At equilibrium,the tension $T$ in the string must balance this net force to keep the bob stationary relative to the point of suspension.
Therefore,the tension $T = \sqrt{(mg)^{2} + (qE)^{2}}$.

(C) The force on the charge is $F = qE$.
Using Newton's second law,the acceleration $a$ is given by $a = \frac{F}{M} = \frac{qE}{2m}$.
Starting from rest $(u = 0)$,the speed $v$ after $n$ seconds is calculated using the equation of motion $v = u + at$.
Substituting the values,we get $v = 0 + (\frac{qE}{2m}) \times n = \frac{qEn}{2m}$.
Therefore,the correct option is $C$.

(C) The force on a charged particle in an electric field is given by $F = qE$.
According to Newton's second law of motion,$F = ma$,therefore $a = \frac{qE}{m}$.
For a proton,the charge is $q_p = e$ and the mass is $m_p$. Thus,$a_p = \frac{eE}{m_p}$.
For an $\alpha$-particle,the charge is $q_\alpha = 2e$ and the mass is $m_\alpha = 4m_p$.
Substituting these values,$a_\alpha = \frac{2eE}{4m_p} = \frac{1}{2} \frac{eE}{m_p} = \frac{a_p}{2}$.
Therefore,the ratio $\frac{a_p}{a_\alpha} = 2$,which means $a_p : a_\alpha = 2 : 1$.

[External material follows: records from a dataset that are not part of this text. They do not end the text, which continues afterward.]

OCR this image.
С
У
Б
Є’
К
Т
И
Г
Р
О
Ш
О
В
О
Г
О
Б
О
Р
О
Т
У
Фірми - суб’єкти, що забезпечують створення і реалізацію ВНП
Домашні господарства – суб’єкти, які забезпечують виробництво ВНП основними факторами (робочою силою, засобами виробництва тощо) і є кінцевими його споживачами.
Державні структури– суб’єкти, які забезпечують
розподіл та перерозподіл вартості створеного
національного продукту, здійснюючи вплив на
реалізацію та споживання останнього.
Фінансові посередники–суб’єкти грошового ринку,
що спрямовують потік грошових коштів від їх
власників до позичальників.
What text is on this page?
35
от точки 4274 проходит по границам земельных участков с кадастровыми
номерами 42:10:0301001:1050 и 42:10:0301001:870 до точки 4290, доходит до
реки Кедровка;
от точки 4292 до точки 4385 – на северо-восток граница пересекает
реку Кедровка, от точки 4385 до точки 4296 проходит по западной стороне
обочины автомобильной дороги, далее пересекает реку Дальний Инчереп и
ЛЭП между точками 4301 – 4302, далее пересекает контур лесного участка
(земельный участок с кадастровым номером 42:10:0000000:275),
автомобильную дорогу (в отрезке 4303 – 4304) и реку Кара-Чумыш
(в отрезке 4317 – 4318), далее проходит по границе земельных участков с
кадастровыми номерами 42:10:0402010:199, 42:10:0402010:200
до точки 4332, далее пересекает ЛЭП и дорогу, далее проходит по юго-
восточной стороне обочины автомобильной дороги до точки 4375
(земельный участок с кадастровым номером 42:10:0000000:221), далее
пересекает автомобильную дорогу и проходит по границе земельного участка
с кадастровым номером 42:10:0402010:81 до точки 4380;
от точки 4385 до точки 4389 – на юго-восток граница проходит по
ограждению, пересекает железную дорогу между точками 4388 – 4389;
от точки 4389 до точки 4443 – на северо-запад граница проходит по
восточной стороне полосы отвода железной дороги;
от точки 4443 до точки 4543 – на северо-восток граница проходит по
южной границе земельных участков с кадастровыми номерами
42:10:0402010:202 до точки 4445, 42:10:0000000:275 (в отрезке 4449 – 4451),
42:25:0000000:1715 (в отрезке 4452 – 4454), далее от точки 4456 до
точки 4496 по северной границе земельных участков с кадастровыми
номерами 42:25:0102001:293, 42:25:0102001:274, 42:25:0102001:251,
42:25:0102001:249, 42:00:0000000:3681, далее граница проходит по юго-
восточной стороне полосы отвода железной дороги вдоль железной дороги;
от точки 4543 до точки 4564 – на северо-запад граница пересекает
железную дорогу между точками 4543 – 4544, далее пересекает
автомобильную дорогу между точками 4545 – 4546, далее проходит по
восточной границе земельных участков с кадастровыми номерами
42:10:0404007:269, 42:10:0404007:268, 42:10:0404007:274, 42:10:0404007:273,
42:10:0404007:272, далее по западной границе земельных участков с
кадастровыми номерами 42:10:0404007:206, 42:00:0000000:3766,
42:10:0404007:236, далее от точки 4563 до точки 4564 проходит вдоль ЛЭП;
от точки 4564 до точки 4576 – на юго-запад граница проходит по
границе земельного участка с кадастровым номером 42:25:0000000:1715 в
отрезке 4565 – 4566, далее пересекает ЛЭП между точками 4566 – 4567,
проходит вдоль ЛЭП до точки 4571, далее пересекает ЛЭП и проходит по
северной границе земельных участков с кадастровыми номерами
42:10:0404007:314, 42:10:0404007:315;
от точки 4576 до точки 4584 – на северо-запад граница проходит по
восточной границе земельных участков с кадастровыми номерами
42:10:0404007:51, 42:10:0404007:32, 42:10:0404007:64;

(A) The change in kinetic energy $(\Delta K)$ is equal to the total work done by all forces acting on the particle.
Since the magnetic force $\vec{F}_m = q(\vec{v} \times \vec{B})$ is always perpendicular to the velocity $\vec{v}$,it does no work on the particle.
Therefore,the work is done only by the electric force $\vec{F}_e = q\vec{E} = qE_0 e^{-\lambda x}\hat{i}$.
The work done $W$ as the particle moves from $x = 0$ to $x = L$ is given by:
$W = \int_{0}^{L} F_x dx = \int_{0}^{L} q E_0 e^{-\lambda x} dx$
$W = q E_0 \left[ \frac{e^{-\lambda x}}{-\lambda} \right]_{0}^{L}$
$W = \frac{q E_0}{-\lambda} (e^{-\lambda L} - e^0) = \frac{q E_0}{\lambda} (1 - e^{-\lambda L})$.
Thus,the change in kinetic energy is $\frac{q E_0}{\lambda} (1 - e^{-\lambda L})$.

(D) The work done $W$ in moving a charge $q$ in a uniform electric field $\vec{E}$ is given by $W = q \vec{E} \cdot \vec{d}$,where $\vec{d}$ is the displacement vector.
Given $q = 3 \text{ C}$.
The displacement vector $\vec{d} = (x_2 - x_1)\hat{i} + (y_2 - y_1)\hat{j} + (z_2 - z_1)\hat{k}$.
$\vec{d} = (5 - 0)\hat{i} + (1 - (-2))\hat{j} + (2 - (-5))\hat{k} = 5\hat{i} + 3\hat{j} + 7\hat{k}$.
Given $\vec{E} = 2\hat{i} + 3\hat{j} + 4\hat{k} \text{ N/C}$.
$W = 3 \times (2\hat{i} + 3\hat{j} + 4\hat{k}) \cdot (5\hat{i} + 3\hat{j} + 7\hat{k})$.
$W = 3 \times [(2 \times 5) + (3 \times 3) + (4 \times 7)]$.
$W = 3 \times [10 + 9 + 28] = 3 \times 47 = 141 \text{ J}$.